A fellow editor at the San Antonio Light introduced me to the Josephine Bar & Grill and its neighbor, the old Liberty Bar. Perny was the manager of the Josephine, where I would go for supper with a book in hand. Perny let me while away the evening hours reading and tying up a table in a room warmed by her hospitality. Our kinship was kindled over many winter evening conversations.
Although it would be many years before she and Auden began to work together, I never forgot meeting him even earlier at Polo’s at the Fairmount Hotel, where then-publisher George Irish took me to dinner when I first interviewed for the job. I had spent the previous five years living and working in New York. A food snob, I was struck by the quality of food served by Chef Auden’s at Polo’s.
Everything came full circle when Biga moved downtown and Perny joined the team. The first man to feed me in the city and the first woman to welcome me as a friend to San Antonio were now partners. Both of our sons, Nicolas and Alexander, celebrated their high school graduations at Biga.
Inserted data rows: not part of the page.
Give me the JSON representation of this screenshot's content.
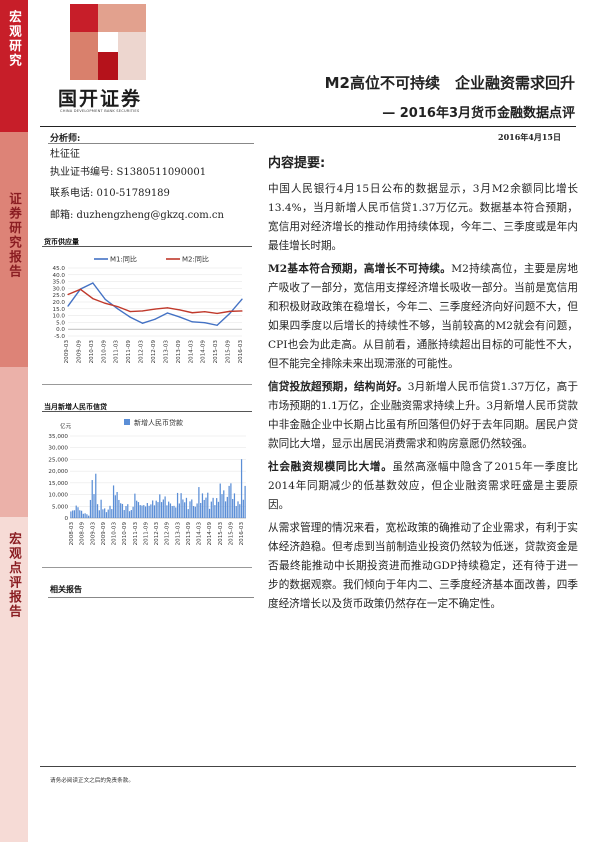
{
  "sidebar": {
    "top_label": "宏观研究",
    "middle_label": "证券研究报告",
    "bottom_label": "宏观点评报告"
  },
  "logo": {
    "name": "国开证券",
    "english": "CHINA DEVELOPMENT BANK SECURITIES"
  },
  "header": {
    "title": "M2高位不可持续　企业融资需求回升",
    "subtitle": "— 2016年3月货币金融数据点评",
    "date": "2016年4月15日"
  },
  "analyst": {
    "label": "分析师:",
    "name": "杜征征",
    "cert": "执业证书编号: S1380511090001",
    "phone": "联系电话: 010-51789189",
    "email": "邮箱: duzhengzheng@gkzq.com.cn"
  },
  "chart1_title": "货币供应量",
  "chart2_title": "当月新增人民币信贷",
  "related_reports": "相关报告",
  "summary_heading": "内容提要:",
  "paragraphs": [
    {
      "lead": "",
      "text": "中国人民银行4月15日公布的数据显示，3月M2余额同比增长13.4%，当月新增人民币信贷1.37万亿元。数据基本符合预期，宽信用对经济增长的推动作用持续体现，今年二、三季度或是年内最佳增长时期。"
    },
    {
      "lead": "M2基本符合预期，高增长不可持续。",
      "text": "M2持续高位，主要是房地产吸收了一部分，宽信用支撑经济增长吸收一部分。当前是宽信用和积极财政政策在稳增长，今年二、三季度经济向好问题不大，但如果四季度以后增长的持续性不够，当前较高的M2就会有问题，CPI也会为此走高。从目前看，通胀持续超出目标的可能性不大，但不能完全排除未来出现滞涨的可能性。"
    },
    {
      "lead": "信贷投放超预期，结构尚好。",
      "text": "3月新增人民币信贷1.37万亿，高于市场预期的1.1万亿，企业融资需求持续上升。3月新增人民币贷款中非金融企业中长期占比虽有所回落但仍好于去年同期。居民户贷款同比大增，显示出居民消费需求和购房意愿仍然较强。"
    },
    {
      "lead": "社会融资规模同比大增。",
      "text": "虽然高涨幅中隐含了2015年一季度比2014年同期减少的低基数效应，但企业融资需求旺盛是主要原因。"
    },
    {
      "lead": "",
      "text": "从需求管理的情况来看，宽松政策的确推动了企业需求，有利于实体经济趋稳。但考虑到当前制造业投资仍然较为低迷，贷款资金是否最终能推动中长期投资进而推动GDP持续稳定，还有待于进一步的数据观察。我们倾向于年内二、三季度经济基本面改善，四季度经济增长以及货币政策仍然存在一定不确定性。"
    }
  ],
  "footer": "请务必阅读正文之后的免责条款。",
  "colors": {
    "brand_red": "#c71e29",
    "m1": "#4472c4",
    "m2": "#c0392b",
    "bar": "#5b8ed6"
  },
  "chart_data": [
    {
      "type": "line",
      "title": "",
      "legend_position": "top",
      "x": [
        "2009-03",
        "2009-09",
        "2010-03",
        "2010-09",
        "2011-03",
        "2011-09",
        "2012-03",
        "2012-09",
        "2013-03",
        "2013-09",
        "2014-03",
        "2014-09",
        "2015-03",
        "2015-09",
        "2016-03"
      ],
      "series": [
        {
          "name": "M1:同比",
          "values": [
            17.0,
            29.5,
            34.0,
            21.9,
            15.0,
            8.9,
            4.4,
            7.3,
            11.9,
            8.9,
            5.4,
            4.8,
            2.9,
            11.4,
            22.1
          ]
        },
        {
          "name": "M2:同比",
          "values": [
            25.5,
            29.3,
            22.5,
            19.0,
            16.6,
            13.0,
            13.4,
            14.8,
            15.7,
            14.2,
            12.1,
            12.9,
            11.6,
            13.1,
            13.4
          ]
        }
      ],
      "y_ticks": [
        45.0,
        40.0,
        35.0,
        30.0,
        25.0,
        20.0,
        15.0,
        10.0,
        5.0,
        0.0,
        -5.0
      ],
      "ylim": [
        -5,
        45
      ]
    },
    {
      "type": "bar",
      "title": "",
      "ylabel": "亿元",
      "legend_position": "top",
      "series": [
        {
          "name": "新增人民币贷款"
        }
      ],
      "x_ticks": [
        "2008-03",
        "2008-09",
        "2009-03",
        "2009-09",
        "2010-03",
        "2010-09",
        "2011-03",
        "2011-09",
        "2012-03",
        "2012-09",
        "2013-03",
        "2013-09",
        "2014-03",
        "2014-09",
        "2015-03",
        "2015-09",
        "2016-03"
      ],
      "values": [
        2800,
        3200,
        3300,
        5300,
        4600,
        3300,
        3100,
        1800,
        2000,
        1600,
        1000,
        7700,
        16200,
        10200,
        18900,
        5900,
        3300,
        7800,
        3700,
        4100,
        2500,
        3600,
        5200,
        3800,
        13900,
        9700,
        11100,
        7700,
        6300,
        6000,
        3400,
        5100,
        5900,
        2900,
        3400,
        4800,
        10400,
        7400,
        6800,
        5500,
        5300,
        5500,
        4900,
        6400,
        5200,
        5800,
        7500,
        5400,
        7400,
        6800,
        10100,
        6800,
        7900,
        9200,
        5400,
        7000,
        6200,
        5100,
        5200,
        4500,
        10700,
        6200,
        10600,
        7900,
        6700,
        8600,
        3800,
        7100,
        7900,
        5100,
        4800,
        6200,
        13200,
        6400,
        10500,
        7700,
        8700,
        10800,
        3900,
        7000,
        8600,
        5500,
        8500,
        6900,
        14700,
        10200,
        11800,
        7100,
        9000,
        13700,
        14800,
        8100,
        10500,
        5100,
        7100,
        5900,
        25100,
        7800,
        13700
      ],
      "y_ticks": [
        35000,
        30000,
        25000,
        20000,
        15000,
        10000,
        5000,
        0
      ],
      "ylim": [
        0,
        35000
      ]
    }
  ]
}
I celebrate my own 73rd birthday today. Each new month, it seems, brings word of another lost friend, or a community leader whom I have come to know and respect in my 36 years in San Antonio. Each loss sends me down memory lane in search of comfort and consolation, knowing there will be more losses in the months and years ahead. And yet also so much to celebrate as new friends and new community leaders make their mark in the city we call home.
Still, bidding farewell to Perny is not easy.
Perny’s family is honoring her memory with contributions to Musical Bridges Around the World and St. Philip’s College of Culinary Arts Programs. You can read her published obituary on the San Antonio Report.